Ubisoft, incidentally, is a massive company, with a literal tens of thousands of developers working on its games (you would know this if you have ever sat through the credits of any Assassin’s Creed game). Pokemon is the world’s largest media franchise, with more resources available to it than just about anything else. If even they have had trouble maintaining an annual release cadence, then Capcom, a far smaller publisher and developer, with franchises that while beloved, nowhere near as big as those two, cannot be expected to maintain quality while putting out one new game a year. Talented as they are, that is simply an unreasonable expectation. Games are far too time and resource intensive for that kind of output to be possible anymore. Even Activision had to put practically all their studios on Call of Duty to ensure they would be able to have one game out a year every year this generation.

It would, therefore, be in Capcom’s best interests to slow it down with their output, at least as far as Resident Evil goes. One big reason that Capcom’s resurgence has been as exciting as it has been is because each of their releases has been an event so far – Resident Evil 7 was the first game in the series in years. Monster Hunter World was the first game in the series to hit consoles in over half a decade. Devil May Cry 5 was the first game in the series to release in 8 years. Mega Man 11 brought back a franchise that had been on hiatus for nigh on a decade back in style. And Resident Evil 2 was the first third person mainline Resident Evil game in a very long time, while also being a remake that people had been looking forward to ever since the original Resident Evil remake in the early 2000s.

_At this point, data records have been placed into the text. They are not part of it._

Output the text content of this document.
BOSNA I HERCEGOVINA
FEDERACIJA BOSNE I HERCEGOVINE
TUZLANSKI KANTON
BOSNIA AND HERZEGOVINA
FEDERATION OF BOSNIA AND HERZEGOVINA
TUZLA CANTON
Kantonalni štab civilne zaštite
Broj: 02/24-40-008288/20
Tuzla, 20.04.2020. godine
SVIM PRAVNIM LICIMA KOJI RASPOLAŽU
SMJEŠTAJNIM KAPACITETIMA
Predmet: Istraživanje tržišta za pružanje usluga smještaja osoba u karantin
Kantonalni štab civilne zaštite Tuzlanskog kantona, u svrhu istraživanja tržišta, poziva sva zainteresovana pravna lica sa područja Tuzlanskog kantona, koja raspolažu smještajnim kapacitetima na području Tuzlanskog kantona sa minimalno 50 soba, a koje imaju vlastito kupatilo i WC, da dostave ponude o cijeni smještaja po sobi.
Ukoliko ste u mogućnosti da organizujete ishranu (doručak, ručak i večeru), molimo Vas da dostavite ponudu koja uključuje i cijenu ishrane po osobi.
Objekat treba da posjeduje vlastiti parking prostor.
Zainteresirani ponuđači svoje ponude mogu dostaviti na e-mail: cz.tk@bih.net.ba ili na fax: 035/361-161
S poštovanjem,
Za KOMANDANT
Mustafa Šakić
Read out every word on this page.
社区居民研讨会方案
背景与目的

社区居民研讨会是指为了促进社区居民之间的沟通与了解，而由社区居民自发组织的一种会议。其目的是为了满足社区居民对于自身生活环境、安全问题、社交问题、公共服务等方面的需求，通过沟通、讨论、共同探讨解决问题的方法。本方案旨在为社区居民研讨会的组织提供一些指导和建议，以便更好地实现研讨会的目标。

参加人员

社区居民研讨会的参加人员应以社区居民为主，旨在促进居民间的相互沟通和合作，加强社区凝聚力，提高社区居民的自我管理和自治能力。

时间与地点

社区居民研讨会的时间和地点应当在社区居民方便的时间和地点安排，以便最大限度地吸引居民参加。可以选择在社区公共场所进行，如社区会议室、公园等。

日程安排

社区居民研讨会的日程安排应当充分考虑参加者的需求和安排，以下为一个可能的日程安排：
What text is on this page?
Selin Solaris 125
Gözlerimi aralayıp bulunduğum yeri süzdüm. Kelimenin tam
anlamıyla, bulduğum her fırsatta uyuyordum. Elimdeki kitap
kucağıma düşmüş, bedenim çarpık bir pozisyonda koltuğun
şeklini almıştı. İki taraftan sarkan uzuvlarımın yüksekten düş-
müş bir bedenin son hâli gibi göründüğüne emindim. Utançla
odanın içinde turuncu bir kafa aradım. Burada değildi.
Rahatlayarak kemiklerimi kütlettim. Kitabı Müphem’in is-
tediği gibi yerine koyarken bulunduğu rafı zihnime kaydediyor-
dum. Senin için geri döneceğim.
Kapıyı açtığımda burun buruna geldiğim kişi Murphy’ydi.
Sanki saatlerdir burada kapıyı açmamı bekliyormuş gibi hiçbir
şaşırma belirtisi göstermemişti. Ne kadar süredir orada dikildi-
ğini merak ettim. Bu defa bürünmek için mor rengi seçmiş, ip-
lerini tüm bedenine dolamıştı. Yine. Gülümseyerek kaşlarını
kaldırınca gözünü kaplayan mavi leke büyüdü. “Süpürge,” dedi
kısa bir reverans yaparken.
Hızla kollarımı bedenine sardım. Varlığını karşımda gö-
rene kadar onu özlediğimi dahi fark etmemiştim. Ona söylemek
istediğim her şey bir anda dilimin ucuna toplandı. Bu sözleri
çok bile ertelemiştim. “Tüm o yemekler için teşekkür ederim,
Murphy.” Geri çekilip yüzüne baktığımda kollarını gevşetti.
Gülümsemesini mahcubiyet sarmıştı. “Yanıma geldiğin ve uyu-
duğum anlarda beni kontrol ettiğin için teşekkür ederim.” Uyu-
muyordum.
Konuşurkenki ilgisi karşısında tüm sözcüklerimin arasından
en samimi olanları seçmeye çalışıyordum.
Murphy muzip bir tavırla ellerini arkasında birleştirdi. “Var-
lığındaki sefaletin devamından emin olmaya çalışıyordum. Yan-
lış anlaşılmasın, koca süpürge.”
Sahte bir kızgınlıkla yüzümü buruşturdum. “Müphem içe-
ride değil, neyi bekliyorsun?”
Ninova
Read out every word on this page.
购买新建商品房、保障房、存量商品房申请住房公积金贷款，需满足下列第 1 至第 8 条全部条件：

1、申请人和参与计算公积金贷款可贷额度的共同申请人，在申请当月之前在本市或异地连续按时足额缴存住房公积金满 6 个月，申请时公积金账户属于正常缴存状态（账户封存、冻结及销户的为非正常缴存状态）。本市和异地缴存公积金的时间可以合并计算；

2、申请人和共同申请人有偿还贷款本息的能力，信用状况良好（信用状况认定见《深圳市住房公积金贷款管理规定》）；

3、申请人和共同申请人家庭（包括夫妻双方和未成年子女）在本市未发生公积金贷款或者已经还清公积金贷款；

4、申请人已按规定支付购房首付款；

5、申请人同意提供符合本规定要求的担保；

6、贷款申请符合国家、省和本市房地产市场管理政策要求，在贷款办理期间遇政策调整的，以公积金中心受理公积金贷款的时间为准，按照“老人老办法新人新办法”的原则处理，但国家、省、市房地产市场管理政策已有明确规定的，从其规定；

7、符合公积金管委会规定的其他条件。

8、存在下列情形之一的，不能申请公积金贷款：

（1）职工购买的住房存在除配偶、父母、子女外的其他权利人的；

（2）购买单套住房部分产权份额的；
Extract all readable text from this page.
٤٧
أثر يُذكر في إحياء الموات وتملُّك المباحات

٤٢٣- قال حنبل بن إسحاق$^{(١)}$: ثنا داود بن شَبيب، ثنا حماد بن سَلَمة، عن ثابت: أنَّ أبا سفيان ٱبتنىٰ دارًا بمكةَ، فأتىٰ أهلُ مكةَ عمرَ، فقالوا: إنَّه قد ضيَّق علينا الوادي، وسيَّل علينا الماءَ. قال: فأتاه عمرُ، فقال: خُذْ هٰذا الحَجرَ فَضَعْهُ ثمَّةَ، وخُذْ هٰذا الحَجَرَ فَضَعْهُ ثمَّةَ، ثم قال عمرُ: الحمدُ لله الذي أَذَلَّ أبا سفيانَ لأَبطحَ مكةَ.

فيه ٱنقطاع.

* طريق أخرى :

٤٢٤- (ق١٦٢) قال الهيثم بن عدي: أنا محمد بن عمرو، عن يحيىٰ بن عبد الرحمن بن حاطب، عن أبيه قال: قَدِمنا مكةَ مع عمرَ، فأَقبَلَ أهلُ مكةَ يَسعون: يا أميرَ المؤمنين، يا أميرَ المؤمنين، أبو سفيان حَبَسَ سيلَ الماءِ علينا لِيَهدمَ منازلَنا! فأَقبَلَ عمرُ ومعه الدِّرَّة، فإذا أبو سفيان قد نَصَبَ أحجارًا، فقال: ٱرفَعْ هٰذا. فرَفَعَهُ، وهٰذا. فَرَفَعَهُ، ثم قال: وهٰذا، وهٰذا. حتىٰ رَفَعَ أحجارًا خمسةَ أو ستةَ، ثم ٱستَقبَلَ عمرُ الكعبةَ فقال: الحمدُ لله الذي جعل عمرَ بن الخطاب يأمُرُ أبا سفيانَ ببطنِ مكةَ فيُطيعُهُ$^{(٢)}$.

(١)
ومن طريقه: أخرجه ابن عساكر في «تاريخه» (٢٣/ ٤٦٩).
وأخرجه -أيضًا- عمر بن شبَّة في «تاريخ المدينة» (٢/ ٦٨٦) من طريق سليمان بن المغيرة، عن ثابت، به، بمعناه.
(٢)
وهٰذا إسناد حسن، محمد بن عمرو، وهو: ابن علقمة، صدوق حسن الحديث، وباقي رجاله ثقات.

That novelty gets lost when you put out one new game in your franchise every year. And the kinds of bold risks and paradigm shifts that caused games like Resident Evil 7 to be as appreciated as they were are simply impossible with that kind of a release schedule as well. If you have to put out a game every year, you will need to share assets, engine, and technology to save time, and that means you simply do not have the means to try and experiment with new things, and implement them if they work out well.

In general, I stand against annual releases for video games, and I have been very glad that Assassin’s Creed has moved away from that kind of a cadence in the last few years. I can only hope that Capcom will get the message before they have their own Unity moment – Resident Evil is far too good to have another Resident Evil 6 style “crash” again, after all.

Note: The views expressed in this article are those of the author and do not necessarily represent the views of, and should not be attributed to, GamingBolt as an organization.